The Justice Department, however, is sticking to its strict rules against discussing ongoing investigations, amid recent experiences seeing how violations of those rules can quickly create unintended consequences. The calls for transparency are likely to go unanswered, at least in the short-term.

But there is someone who is free to provide more information: Trump. While Trump was not at Mar-A-Lago during the raid, FBI agents would have supplied one of his lawyers and employees with both a search warrant outlining the justification for the search and an inventory of everything agents ultimately seized. The former president is free to release those documents.

Some details have leaked out, both from Trump and from unnamed sources with knowledge of the investigation.

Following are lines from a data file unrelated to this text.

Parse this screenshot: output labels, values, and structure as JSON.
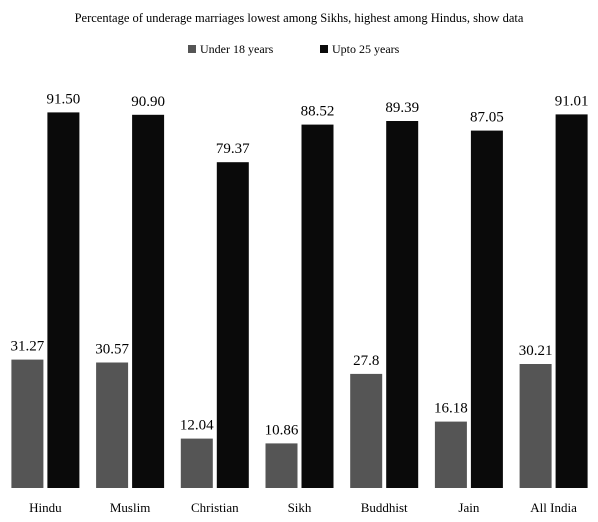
{
  "chart_data": {
    "type": "bar",
    "title": "",
    "subtitle": "Percentage of underage marriages lowest among Sikhs, highest among Hindus, show data",
    "xlabel": "",
    "ylabel": "",
    "ylim": [
      0,
      95
    ],
    "grid": false,
    "legend_position": "top-center",
    "categories": [
      "Hindu",
      "Muslim",
      "Christian",
      "Sikh",
      "Buddhist",
      "Jain",
      "All India"
    ],
    "series": [
      {
        "name": "Under 18 years",
        "color": "#555555",
        "values": [
          31.27,
          30.57,
          12.04,
          10.86,
          27.8,
          16.18,
          30.21
        ],
        "labels": [
          "31.27",
          "30.57",
          "12.04",
          "10.86",
          "27.8",
          "16.18",
          "30.21"
        ]
      },
      {
        "name": "Upto 25 years",
        "color": "#0a0a0a",
        "values": [
          91.5,
          90.9,
          79.37,
          88.52,
          89.39,
          87.05,
          91.01
        ],
        "labels": [
          "91.50",
          "90.90",
          "79.37",
          "88.52",
          "89.39",
          "87.05",
          "91.01"
        ]
      }
    ]
  }
}
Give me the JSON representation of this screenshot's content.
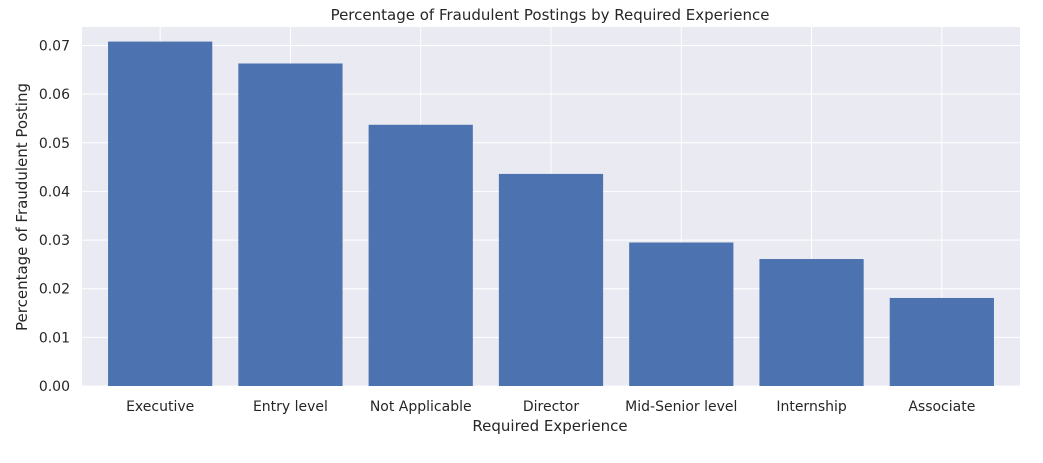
{
  "chart_data": {
    "type": "bar",
    "title": "Percentage of Fraudulent Postings by Required Experience",
    "xlabel": "Required Experience",
    "ylabel": "Percentage of Fraudulent Posting",
    "categories": [
      "Executive",
      "Entry level",
      "Not Applicable",
      "Director",
      "Mid-Senior level",
      "Internship",
      "Associate"
    ],
    "values": [
      0.0708,
      0.0663,
      0.0537,
      0.0436,
      0.0295,
      0.0261,
      0.0181
    ],
    "ylim": [
      0,
      0.0738
    ],
    "yticks": [
      0.0,
      0.01,
      0.02,
      0.03,
      0.04,
      0.05,
      0.06,
      0.07
    ],
    "ytick_labels": [
      "0.00",
      "0.01",
      "0.02",
      "0.03",
      "0.04",
      "0.05",
      "0.06",
      "0.07"
    ],
    "grid": true,
    "colors": {
      "bar": "#4c72b0",
      "plot_background": "#eaeaf2",
      "grid": "#ffffff"
    }
  }
}
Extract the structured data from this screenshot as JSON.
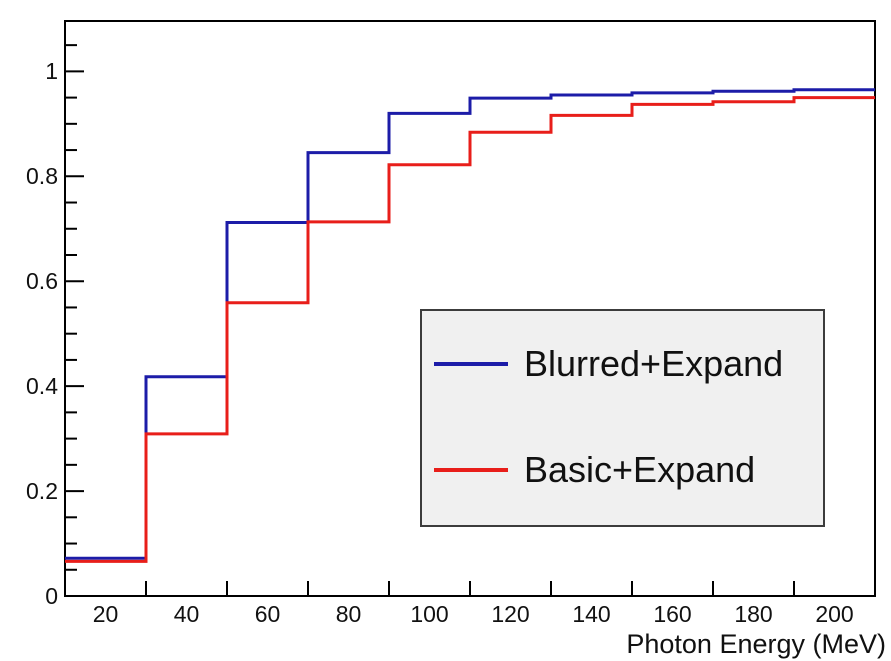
{
  "chart_data": {
    "type": "step-histogram",
    "title": "",
    "xlabel": "Photon Energy (MeV)",
    "ylabel": "",
    "xlim": [
      10,
      210
    ],
    "ylim": [
      0,
      1.096
    ],
    "grid": false,
    "frame_color": "#000000",
    "bin_edges": [
      10,
      30,
      50,
      70,
      90,
      110,
      130,
      150,
      170,
      190,
      210
    ],
    "x_tick_marks": [
      30,
      50,
      70,
      90,
      110,
      130,
      150,
      170,
      190
    ],
    "x_tick_labels": [
      {
        "value": 20,
        "label": "20"
      },
      {
        "value": 40,
        "label": "40"
      },
      {
        "value": 60,
        "label": "60"
      },
      {
        "value": 80,
        "label": "80"
      },
      {
        "value": 100,
        "label": "100"
      },
      {
        "value": 120,
        "label": "120"
      },
      {
        "value": 140,
        "label": "140"
      },
      {
        "value": 160,
        "label": "160"
      },
      {
        "value": 180,
        "label": "180"
      },
      {
        "value": 200,
        "label": "200"
      }
    ],
    "y_major_ticks": [
      {
        "value": 0,
        "label": "0"
      },
      {
        "value": 0.2,
        "label": "0.2"
      },
      {
        "value": 0.4,
        "label": "0.4"
      },
      {
        "value": 0.6,
        "label": "0.6"
      },
      {
        "value": 0.8,
        "label": "0.8"
      },
      {
        "value": 1,
        "label": "1"
      }
    ],
    "y_minor_step": 0.05,
    "series": [
      {
        "name": "Blurred+Expand",
        "color": "#1c1ca8",
        "values": [
          0.072,
          0.418,
          0.712,
          0.845,
          0.92,
          0.949,
          0.955,
          0.959,
          0.962,
          0.965
        ]
      },
      {
        "name": "Basic+Expand",
        "color": "#e81e1a",
        "values": [
          0.066,
          0.309,
          0.559,
          0.713,
          0.822,
          0.884,
          0.916,
          0.937,
          0.942,
          0.95
        ]
      }
    ],
    "legend": {
      "position": "bottom-right-inside",
      "background": "#f0f0f0",
      "border_color": "#3c3c3c",
      "entries": [
        "Blurred+Expand",
        "Basic+Expand"
      ]
    }
  }
}
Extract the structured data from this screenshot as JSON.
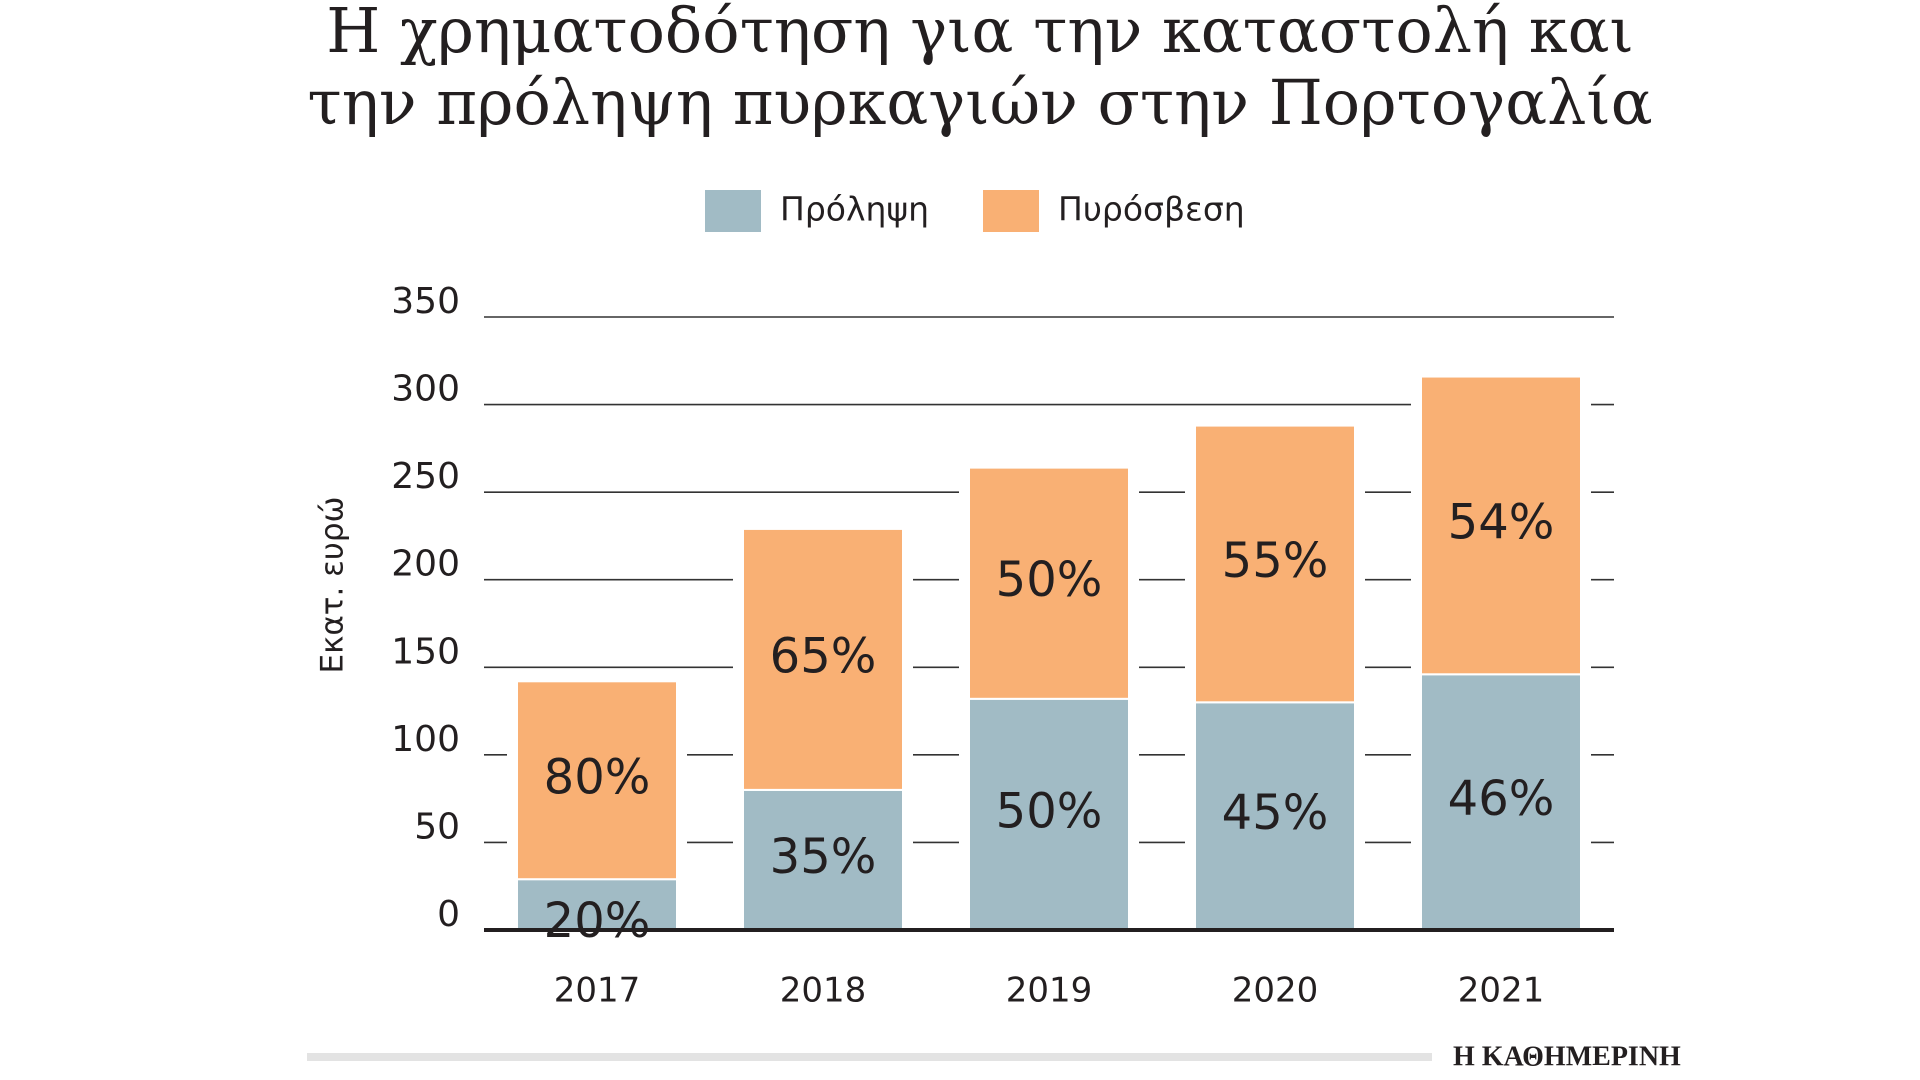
{
  "chart_data": {
    "type": "stacked_bar",
    "title": [
      "Η χρηματοδότηση για την καταστολή και",
      "την πρόληψη πυρκαγιών στην Πορτογαλία"
    ],
    "y_label": "Εκατ. ευρώ",
    "categories": [
      "2017",
      "2018",
      "2019",
      "2020",
      "2021"
    ],
    "series": [
      {
        "name": "Πρόληψη",
        "color": "#a1bbc5",
        "values": [
          29,
          80,
          132,
          130,
          146
        ],
        "labels": [
          "20%",
          "35%",
          "50%",
          "45%",
          "46%"
        ]
      },
      {
        "name": "Πυρόσβεση",
        "color": "#f9b074",
        "values": [
          113,
          149,
          132,
          158,
          170
        ],
        "labels": [
          "80%",
          "65%",
          "50%",
          "55%",
          "54%"
        ]
      }
    ],
    "ylim": [
      0,
      350
    ],
    "yticks": [
      0,
      50,
      100,
      150,
      200,
      250,
      300,
      350
    ],
    "grid": true,
    "source": "Η ΚΑΘΗΜΕΡΙΝΗ"
  }
}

Trump said the FBI broke into his safe, for instance, and multiple news outlets have reported the search dealt with an investigation into Trump’s decision to remove 15 boxes of White House documents, some of them classified, and bring them to Mar-A-Lago rather than with the Justice Department’s investigation into the Jan. 6 insurrection.

Tim Purdon, a former U.S. Attorney for North Dakota during the Obama administration, explained the Justice Department’s relative silence this way: Imagine the opposite scenario.

“Let’s say Merrick Garland had appeared at a press conference at the gates of Mar-A-Lago and told the American people all of the evidence that made up the probable cause warrant in this case,” Purdon said. “Many, many people would say ‘How dare the AG, the Justice Department go on and say they have this evidence without filing an indictment? They’re taking away the defendant’s right to a fair trial.’”

Purdon’s imagined reaction does reflect the bad faith in which many Republican elected officials were certain to deploy if the Justice Department moved against Trump. But what about Trump opponents like Hogan, who feel an unprecedented step requires unprecedented disclosures and explanations? Purdon says they likely won’t have to wait for long.

“This seems to be the sort of investigatory, law enforcement action you take not at the beginning of an investigation, but very close to the end of an investigation,” Purdon said. “So who’s to say that the government is not going to speak and be transparent sometime in the short term here?”

And recent history shows the pratfalls of breaking from that policy: Former FBI Director James Comey, trying to maintain his independence from the Justice Department under then-President Barack Obama, repeatedly spoke out regarding the agency’s investigation into the Democratic presidential nominee Hillary Clinton. The famous “Comey letter,” released weeks before the 2016 election, may have tipped the election to Trump.

After Trump fired Comey, now-FBI Director Christopher Wray said at his confirmation hearing he would not release derogatory information about suspects, satisfying both Democrats angry at the FBI’s treatment of Clinton and Republicans frustrated with leaks regarding the Trump campaign’s contacts with Russia.

In the meantime, however, some Democrats ― who did not want to openly comment on an investigation they know little about ― are fretting that the silence from the FBI and Justice Department could be filled with misinformation generated by Trump and his allies. That’s part of the reason why some Democrats have begun calling on Trump to release the warrant and inventory from the search, a step he’s so far declined to take.

“Donald Trump has a copy of the search warrant. He’d show us the warrant if he were so wronged,” Rep. Eric Swalwell (D-Calif.) wrote on Twitter. “Show it or shut it.”

Whenever the public does learn more about the search ― both its cause and results ― Purdon is confident the Justice Department made the right move.

“The top folks at DOJ are not exactly riverboat gamblers,” he said. “This has to be the most scrutinized search warrant in the history of the Justice Department.”